CLEARWATER, Fla. (WFLA) – The Clearwater Marine Aquarium (CMA) is welcoming its newest resident, Rudolph. He doesn’t have a red nose but he does have rough teeth because he a rare “Rough-toothed dolphin”.
CMA says they are one of two facilities in North America to care for the species.
“If you were to look at a tooth magnified, you’re going to see some vertical grooves or ridges, so that’s how they get the rough name rough-tooth,” said Abby Stone, Stranding Coordinator. Stone’s job with CMA is to work specifically with dolphins that were previously stranded.
“You guys most likely probably have not seen these guys,” said Evan Keim, Senior Animal Care Specialist at CMA.
“The National Oceanic and Atmospheric Administration think there may be only 600 of these in the entire Gulf of Mexico,” said Bill Potts, formally known as the Chief Marketing and Revenue Officer for CMA, also known as “Hope the Dolphin’s BBF”.
Rudolph the dolphin is estimated to be between 2-5 years old, averaging at around 4-years-old.
According to CMA, Rudolph was stranded off Sanibel Island on December 16, 2019, and was transported to their rehabilitation facility at Fred Howard Park in Tarpon Springs, about 20 miles north of the aquarium.

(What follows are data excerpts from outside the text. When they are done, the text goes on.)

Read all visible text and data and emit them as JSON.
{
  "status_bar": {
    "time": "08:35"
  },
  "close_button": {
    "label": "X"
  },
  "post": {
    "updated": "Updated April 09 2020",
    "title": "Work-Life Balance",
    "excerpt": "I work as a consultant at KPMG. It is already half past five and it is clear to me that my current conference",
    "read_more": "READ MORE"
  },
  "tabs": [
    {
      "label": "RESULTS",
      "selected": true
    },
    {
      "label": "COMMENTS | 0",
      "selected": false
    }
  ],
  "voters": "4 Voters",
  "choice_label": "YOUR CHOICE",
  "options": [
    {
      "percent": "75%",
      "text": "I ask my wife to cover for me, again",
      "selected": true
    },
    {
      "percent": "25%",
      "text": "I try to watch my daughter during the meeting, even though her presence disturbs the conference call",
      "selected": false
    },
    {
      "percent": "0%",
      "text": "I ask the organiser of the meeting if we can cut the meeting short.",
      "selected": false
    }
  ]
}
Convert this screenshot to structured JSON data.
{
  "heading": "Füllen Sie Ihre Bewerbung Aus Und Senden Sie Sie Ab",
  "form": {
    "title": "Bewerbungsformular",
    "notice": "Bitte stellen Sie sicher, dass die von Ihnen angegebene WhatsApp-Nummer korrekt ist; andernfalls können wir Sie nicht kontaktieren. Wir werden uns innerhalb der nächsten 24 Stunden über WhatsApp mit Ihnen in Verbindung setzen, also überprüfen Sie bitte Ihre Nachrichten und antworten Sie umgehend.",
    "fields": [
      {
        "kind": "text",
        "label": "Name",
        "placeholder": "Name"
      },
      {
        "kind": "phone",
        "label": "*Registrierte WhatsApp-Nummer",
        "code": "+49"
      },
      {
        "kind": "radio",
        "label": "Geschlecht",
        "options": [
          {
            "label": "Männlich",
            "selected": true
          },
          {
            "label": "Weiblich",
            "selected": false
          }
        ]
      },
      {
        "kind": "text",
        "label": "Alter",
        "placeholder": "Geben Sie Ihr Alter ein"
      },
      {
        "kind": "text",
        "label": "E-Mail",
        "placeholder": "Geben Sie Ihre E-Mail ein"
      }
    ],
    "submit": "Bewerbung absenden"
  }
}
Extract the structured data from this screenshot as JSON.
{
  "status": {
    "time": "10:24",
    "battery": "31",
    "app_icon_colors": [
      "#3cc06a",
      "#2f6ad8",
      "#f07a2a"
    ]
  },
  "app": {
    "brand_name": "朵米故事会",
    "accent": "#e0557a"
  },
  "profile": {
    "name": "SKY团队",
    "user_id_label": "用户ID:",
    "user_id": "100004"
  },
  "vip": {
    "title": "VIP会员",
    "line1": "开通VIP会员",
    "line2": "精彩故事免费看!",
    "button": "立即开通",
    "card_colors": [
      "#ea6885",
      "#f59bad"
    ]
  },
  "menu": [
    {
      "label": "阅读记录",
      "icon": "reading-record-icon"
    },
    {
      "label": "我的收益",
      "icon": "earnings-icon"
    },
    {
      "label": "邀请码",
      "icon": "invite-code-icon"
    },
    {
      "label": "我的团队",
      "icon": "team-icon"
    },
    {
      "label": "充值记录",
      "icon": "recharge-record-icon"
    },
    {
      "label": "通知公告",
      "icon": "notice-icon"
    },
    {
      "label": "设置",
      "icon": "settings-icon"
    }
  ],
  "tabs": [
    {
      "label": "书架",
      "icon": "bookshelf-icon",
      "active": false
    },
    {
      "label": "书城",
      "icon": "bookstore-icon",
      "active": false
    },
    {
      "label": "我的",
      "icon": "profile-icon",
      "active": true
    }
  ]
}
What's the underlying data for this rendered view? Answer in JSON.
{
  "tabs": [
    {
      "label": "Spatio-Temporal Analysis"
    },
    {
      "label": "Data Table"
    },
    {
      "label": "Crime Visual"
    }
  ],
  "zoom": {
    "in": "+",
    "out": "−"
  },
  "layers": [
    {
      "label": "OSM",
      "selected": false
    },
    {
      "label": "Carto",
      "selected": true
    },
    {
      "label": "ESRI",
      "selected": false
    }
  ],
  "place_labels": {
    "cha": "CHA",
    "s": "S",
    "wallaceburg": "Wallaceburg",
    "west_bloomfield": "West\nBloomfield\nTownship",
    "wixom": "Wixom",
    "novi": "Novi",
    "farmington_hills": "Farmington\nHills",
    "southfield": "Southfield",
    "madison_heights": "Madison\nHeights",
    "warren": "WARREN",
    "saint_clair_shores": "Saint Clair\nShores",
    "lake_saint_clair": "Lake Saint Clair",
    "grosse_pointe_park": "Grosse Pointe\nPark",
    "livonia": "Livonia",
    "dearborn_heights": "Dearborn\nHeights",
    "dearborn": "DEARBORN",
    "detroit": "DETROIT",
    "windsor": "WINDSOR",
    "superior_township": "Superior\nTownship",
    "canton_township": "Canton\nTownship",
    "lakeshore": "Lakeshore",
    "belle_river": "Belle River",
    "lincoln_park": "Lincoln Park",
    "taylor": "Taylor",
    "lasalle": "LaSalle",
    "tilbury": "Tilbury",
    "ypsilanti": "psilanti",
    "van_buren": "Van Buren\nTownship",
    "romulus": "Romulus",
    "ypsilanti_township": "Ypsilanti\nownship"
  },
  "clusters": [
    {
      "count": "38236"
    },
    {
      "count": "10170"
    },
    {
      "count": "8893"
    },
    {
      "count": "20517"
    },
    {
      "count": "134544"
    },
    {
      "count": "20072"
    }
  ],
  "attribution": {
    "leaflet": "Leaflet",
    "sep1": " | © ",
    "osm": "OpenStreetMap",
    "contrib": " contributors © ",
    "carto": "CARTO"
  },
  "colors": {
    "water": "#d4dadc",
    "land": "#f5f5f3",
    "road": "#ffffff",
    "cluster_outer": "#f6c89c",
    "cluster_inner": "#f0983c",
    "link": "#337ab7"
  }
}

“These guys are very social,” said Keim.
“So now, our buddy rudy has a best friend Rex,” said Potts.
Rex is another rough-toothed dolphin that was stranded and is new to the aquarium. He’s estimated to be between 5-7 years old, averaging at around 6-years-old.
The two have a lot in common. They both love fish and squid, and they both can’t hear well.
“They’re both deaf, so they can’t eco-locate to find their food,” said Potts.
These dolphins with rough teeth are causing hearts to go soft.
“They’re cute and funny at the same time,” said three little girls who enjoyed meeting Rudolph.
According to the National Oceanic and Atmospheric Administration (NOAA), there is very little known about the worldwide population of rough-toothed dolphins. They say it’s estimated that there are about 6,900 rough-toothed dolphins in US waters.
CMA says they will work with NOAA and its partners through research and conservation activities to further their understanding of this species.
You can meet Rudolph and Rex at the Clearwater Marine Aquarium or you can see what they’re up to right now by watching the 24/7 live webcam on the CMA website.